もうひとつは、プロデューサーの予算管理能力の欠如である。
これは資質と責任感の問題である。
少ない予算でも、立派に仕事をし終えるプロデューサーもいる。

適応能力の欠如した人材の整理もやむを得ない厳しい状況も生じている。
情だけでは対処しきれない時代の流れがある。
これらの諸問題を踏まえて、それなりの大ナタを振るわざるを得ない局面もあった。
意識や人事を含めて改革も進んでいるので来期を期したいと考えている。

そんな事情で、今期は減収の見込みにあり、例年7月末に支給している夏季一時金の支給を見合わせた。
今の所、9月末の様子を見て、決算賞与という形で10月初旬に時期をずらせて支給するつもりでいるが、果たしてどうなるか。

この間の事情はすでにスタッフ全員に伝えた。
経営の責任者として忸怩たるものがあり、頑張っているスタッフに対して申し訳ない思いと悔しさで一杯である。

そんな気持ちでいる時に、人づてにあるスタッフの言葉が耳に入った。
「一時金が支給されないことは残念だが、それは自分たちの責任だ。

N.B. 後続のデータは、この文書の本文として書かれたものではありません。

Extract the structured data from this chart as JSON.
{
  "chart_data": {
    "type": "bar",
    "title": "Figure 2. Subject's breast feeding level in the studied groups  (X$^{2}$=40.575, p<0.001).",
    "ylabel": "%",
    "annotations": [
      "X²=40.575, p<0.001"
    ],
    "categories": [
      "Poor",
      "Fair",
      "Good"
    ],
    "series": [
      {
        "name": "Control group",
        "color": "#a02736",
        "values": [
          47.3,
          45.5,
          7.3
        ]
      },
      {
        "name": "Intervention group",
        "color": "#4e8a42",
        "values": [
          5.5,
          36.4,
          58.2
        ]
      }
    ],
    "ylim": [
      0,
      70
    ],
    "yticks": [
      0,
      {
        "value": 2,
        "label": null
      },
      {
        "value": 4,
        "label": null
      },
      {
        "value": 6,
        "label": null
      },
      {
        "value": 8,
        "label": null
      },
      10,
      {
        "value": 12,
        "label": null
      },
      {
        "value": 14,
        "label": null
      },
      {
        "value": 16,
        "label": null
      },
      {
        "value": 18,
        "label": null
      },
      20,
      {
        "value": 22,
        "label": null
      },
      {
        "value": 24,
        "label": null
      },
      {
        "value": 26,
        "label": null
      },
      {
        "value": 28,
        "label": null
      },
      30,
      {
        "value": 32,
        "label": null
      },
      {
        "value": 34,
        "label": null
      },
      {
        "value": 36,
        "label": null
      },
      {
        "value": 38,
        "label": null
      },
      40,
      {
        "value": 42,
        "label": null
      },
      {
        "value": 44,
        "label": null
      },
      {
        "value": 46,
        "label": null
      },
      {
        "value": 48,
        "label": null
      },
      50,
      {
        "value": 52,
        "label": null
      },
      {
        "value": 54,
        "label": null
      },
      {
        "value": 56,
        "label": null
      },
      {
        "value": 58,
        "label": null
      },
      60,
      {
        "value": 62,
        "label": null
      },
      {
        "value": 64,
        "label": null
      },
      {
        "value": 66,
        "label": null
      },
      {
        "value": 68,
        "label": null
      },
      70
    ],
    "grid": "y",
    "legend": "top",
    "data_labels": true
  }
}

自分たちの働きが悪いからだ。赤字を出さないように工夫してがんばりたいと思う」

そう語ったのは40代前半の中堅のプロデューサーだったことを、ボクにその話を伝えてくれた別のスタッフから聞いた。
こういう言葉を聞くことが出来るとは実は想像もしていなかった。

夏季一時金を予定通りには出せないことを、申し訳ない思いでスタッフたちに伝えた時も、スタッフの間に特別の動揺も感じられなかったし、それについての不満の声も直接、間接にボクの耳には届いてはいない。

しかし、その中堅スタッフの言葉は、頼もしく、月並みな表現になるがとても嬉しかった。
これ以上の励ましはなかった。
これまで、それなりの苦労をして会社をやってきて良かった、と心の底から思った。
まるでボクへの臨時ボーナスだった。

夏季一時金の支給の遅延を会社全体の問題として捉え、さらにそれを自らの責任として考えることの出来るスタッフは決して多くはないだろう。
しかし、こういう人材が一人でもいてくれる限り、ボクたちの会社の将来は安泰である。